A dozen years ago, I heard Pat Robertson call the United States "the last best hope of earth." As great as this nation is, several hundred million people around the world would find his statement arrogant. But for the sake of discussion, let's suppose Robertson was right. Where would that leave us?
The number of children aborted in this country since 1973 is approaching the population of France. Our glorification of youth stops short of despising the elderly, a dishonor that horrifies billions of people around the world. We produce, consume, and export so much pornography as to turn part of the Internet into a worldwide sewer. Half our marriages end in divorce. Human embryonic stem cell research threatens to turn human life at its most elemental and vulnerable into a commodity. Far more citizens in our country will die this year from firearms than will die in the entire Iraq war, even if it lasts a decade (http://en.wikipedia.org/wiki/Gun_violence_in_the_United_States). A dark gravity is pulling us toward some unthinkable abyss.

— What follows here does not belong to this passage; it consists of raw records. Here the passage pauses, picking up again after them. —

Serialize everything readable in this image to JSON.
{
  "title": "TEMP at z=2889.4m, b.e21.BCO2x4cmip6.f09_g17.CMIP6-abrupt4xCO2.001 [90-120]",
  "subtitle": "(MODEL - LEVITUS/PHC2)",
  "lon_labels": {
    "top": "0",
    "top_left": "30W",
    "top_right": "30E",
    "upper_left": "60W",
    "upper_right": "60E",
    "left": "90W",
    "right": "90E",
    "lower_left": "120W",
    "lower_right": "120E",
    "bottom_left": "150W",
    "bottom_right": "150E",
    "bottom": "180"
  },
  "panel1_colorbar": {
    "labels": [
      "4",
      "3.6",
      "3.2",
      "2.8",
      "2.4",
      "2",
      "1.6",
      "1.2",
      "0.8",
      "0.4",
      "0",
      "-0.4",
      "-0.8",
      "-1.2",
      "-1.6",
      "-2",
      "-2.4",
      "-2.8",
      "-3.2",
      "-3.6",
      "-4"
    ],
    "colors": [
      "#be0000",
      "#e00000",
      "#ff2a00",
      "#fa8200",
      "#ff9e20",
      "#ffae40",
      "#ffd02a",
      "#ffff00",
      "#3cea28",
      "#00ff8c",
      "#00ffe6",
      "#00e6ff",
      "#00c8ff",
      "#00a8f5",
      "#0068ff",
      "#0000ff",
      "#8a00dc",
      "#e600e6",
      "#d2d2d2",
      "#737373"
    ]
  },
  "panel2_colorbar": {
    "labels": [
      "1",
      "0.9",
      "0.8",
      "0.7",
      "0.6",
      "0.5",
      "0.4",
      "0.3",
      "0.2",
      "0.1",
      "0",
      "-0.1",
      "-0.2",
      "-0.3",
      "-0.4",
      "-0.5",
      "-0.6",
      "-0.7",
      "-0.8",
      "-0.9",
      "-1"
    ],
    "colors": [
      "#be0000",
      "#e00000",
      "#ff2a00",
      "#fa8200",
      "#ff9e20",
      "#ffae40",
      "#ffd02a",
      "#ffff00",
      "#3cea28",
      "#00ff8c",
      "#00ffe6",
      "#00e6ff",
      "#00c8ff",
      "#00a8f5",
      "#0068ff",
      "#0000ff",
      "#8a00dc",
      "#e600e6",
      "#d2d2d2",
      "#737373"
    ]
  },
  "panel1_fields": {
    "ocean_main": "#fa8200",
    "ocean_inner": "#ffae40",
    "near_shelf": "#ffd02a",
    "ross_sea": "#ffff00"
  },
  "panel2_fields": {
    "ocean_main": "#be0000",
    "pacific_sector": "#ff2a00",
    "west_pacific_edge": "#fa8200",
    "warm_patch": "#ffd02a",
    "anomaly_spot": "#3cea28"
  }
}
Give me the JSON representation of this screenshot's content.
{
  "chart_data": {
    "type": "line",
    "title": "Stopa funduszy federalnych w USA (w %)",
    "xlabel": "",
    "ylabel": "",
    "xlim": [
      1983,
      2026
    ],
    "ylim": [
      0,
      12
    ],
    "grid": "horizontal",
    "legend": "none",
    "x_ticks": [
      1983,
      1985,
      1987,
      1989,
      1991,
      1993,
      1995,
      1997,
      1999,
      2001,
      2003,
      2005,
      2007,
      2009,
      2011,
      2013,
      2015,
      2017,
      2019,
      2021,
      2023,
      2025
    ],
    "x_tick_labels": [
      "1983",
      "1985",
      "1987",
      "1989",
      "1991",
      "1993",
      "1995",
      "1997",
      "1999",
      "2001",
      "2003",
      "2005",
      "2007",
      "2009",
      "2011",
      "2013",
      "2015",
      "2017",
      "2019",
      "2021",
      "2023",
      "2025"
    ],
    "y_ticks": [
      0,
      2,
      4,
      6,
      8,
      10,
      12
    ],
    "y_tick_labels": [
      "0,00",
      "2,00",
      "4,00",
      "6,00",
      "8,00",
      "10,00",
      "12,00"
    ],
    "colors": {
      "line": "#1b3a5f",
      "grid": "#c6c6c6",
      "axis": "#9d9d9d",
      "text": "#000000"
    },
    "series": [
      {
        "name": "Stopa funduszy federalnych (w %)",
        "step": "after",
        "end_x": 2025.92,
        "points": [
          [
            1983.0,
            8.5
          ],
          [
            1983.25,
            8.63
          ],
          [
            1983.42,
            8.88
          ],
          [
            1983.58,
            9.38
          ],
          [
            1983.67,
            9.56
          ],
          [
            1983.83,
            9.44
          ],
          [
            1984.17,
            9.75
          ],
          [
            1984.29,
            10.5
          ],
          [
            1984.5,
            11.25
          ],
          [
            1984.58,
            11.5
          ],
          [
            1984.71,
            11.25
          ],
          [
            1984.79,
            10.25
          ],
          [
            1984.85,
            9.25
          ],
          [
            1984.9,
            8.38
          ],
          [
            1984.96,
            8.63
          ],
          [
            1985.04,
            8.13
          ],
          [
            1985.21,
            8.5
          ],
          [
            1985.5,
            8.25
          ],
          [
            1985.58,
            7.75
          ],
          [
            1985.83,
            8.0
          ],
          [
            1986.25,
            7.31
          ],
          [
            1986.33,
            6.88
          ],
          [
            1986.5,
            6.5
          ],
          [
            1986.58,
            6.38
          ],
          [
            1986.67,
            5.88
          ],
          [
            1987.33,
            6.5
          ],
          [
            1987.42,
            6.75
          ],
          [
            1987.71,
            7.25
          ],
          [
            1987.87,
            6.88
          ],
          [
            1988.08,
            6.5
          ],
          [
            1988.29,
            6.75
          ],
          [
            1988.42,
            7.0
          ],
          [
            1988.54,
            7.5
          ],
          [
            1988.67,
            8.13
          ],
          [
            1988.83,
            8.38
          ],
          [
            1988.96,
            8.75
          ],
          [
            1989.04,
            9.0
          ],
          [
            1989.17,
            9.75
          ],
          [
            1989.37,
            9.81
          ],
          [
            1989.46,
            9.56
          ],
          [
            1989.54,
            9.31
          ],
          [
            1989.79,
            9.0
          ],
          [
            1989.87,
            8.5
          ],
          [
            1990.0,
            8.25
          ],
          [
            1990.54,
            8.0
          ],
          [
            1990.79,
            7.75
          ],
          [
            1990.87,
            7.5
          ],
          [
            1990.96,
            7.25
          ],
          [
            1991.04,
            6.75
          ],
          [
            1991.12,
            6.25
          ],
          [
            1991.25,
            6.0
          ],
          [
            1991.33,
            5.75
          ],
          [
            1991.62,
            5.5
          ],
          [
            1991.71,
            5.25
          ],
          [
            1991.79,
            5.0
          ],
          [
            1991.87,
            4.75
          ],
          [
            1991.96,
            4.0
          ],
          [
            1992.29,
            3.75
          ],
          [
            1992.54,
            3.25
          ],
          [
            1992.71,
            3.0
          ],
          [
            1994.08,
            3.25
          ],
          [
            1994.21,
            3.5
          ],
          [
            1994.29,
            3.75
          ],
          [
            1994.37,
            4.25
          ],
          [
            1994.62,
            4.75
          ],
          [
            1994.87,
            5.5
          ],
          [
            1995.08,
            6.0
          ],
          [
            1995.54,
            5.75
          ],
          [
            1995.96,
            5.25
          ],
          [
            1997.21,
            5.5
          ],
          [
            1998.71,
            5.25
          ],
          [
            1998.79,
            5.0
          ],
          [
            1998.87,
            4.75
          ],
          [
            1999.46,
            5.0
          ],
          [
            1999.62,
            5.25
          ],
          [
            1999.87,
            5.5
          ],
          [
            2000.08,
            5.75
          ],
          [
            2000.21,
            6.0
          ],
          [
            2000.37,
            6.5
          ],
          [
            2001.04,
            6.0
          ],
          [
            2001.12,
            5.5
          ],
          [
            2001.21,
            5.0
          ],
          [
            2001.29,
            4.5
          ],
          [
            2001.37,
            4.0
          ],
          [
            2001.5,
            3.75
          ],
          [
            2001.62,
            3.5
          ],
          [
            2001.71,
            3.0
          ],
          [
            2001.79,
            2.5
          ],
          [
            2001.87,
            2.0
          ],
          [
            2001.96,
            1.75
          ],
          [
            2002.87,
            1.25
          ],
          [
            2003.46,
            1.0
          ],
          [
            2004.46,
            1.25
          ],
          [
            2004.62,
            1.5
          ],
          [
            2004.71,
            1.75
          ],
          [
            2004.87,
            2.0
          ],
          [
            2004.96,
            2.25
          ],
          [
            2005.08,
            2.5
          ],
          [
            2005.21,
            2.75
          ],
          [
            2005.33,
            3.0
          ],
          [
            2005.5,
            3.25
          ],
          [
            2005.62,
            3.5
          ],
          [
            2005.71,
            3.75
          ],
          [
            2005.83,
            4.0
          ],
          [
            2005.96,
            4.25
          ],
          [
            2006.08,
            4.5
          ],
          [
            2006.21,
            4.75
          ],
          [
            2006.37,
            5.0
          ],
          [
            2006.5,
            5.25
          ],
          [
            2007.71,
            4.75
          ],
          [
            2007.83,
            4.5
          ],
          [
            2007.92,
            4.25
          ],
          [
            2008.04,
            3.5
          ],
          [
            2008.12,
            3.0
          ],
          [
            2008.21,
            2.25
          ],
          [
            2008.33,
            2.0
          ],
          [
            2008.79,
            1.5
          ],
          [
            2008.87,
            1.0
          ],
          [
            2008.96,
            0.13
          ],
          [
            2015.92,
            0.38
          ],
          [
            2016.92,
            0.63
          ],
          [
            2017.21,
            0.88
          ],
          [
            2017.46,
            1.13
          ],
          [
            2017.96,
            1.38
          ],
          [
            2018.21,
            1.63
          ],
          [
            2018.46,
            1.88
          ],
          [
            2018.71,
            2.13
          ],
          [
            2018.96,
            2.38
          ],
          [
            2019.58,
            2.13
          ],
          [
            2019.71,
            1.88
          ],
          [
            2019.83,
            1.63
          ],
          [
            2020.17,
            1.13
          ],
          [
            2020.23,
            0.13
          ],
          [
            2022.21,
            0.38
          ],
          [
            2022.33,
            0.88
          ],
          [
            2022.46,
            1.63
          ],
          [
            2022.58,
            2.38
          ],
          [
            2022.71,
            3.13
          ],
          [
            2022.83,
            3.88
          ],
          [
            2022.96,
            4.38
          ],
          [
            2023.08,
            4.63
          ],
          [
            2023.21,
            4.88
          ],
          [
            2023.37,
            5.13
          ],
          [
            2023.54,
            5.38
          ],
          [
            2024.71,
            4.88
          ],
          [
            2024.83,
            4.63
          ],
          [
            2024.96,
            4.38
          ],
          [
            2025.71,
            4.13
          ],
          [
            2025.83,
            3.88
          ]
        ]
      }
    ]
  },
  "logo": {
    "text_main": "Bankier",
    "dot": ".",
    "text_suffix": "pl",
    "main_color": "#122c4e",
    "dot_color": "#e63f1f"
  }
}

Of course, this does not tell the whole story of the United States. But if this country is "the last best hope of earth" and if many other nations are in greater disarray, are we not right to hope for the Second Coming of Christ? Earth needs outside help.
This hope doesn't mean that we stick our heads in the sand and ignore the world around us. Among this congregation you will find people engaged in the politics of Delaware, Katrina relief efforts, public and private education at every level, creating wealth that lifts people out of poverty, and much more. But we all pray, "Thy kingdom come," because we know that human effort alone will not save the world from violence, poverty, disease, ignorance, and spiritual darkness.
The Church alone keeps the Second Coming of Christ as a live option for human hope. Many of you grew up in the Church, and you drifted away. Come back to the Church. Come back to Christ. The power that resurrected Christ is at work here.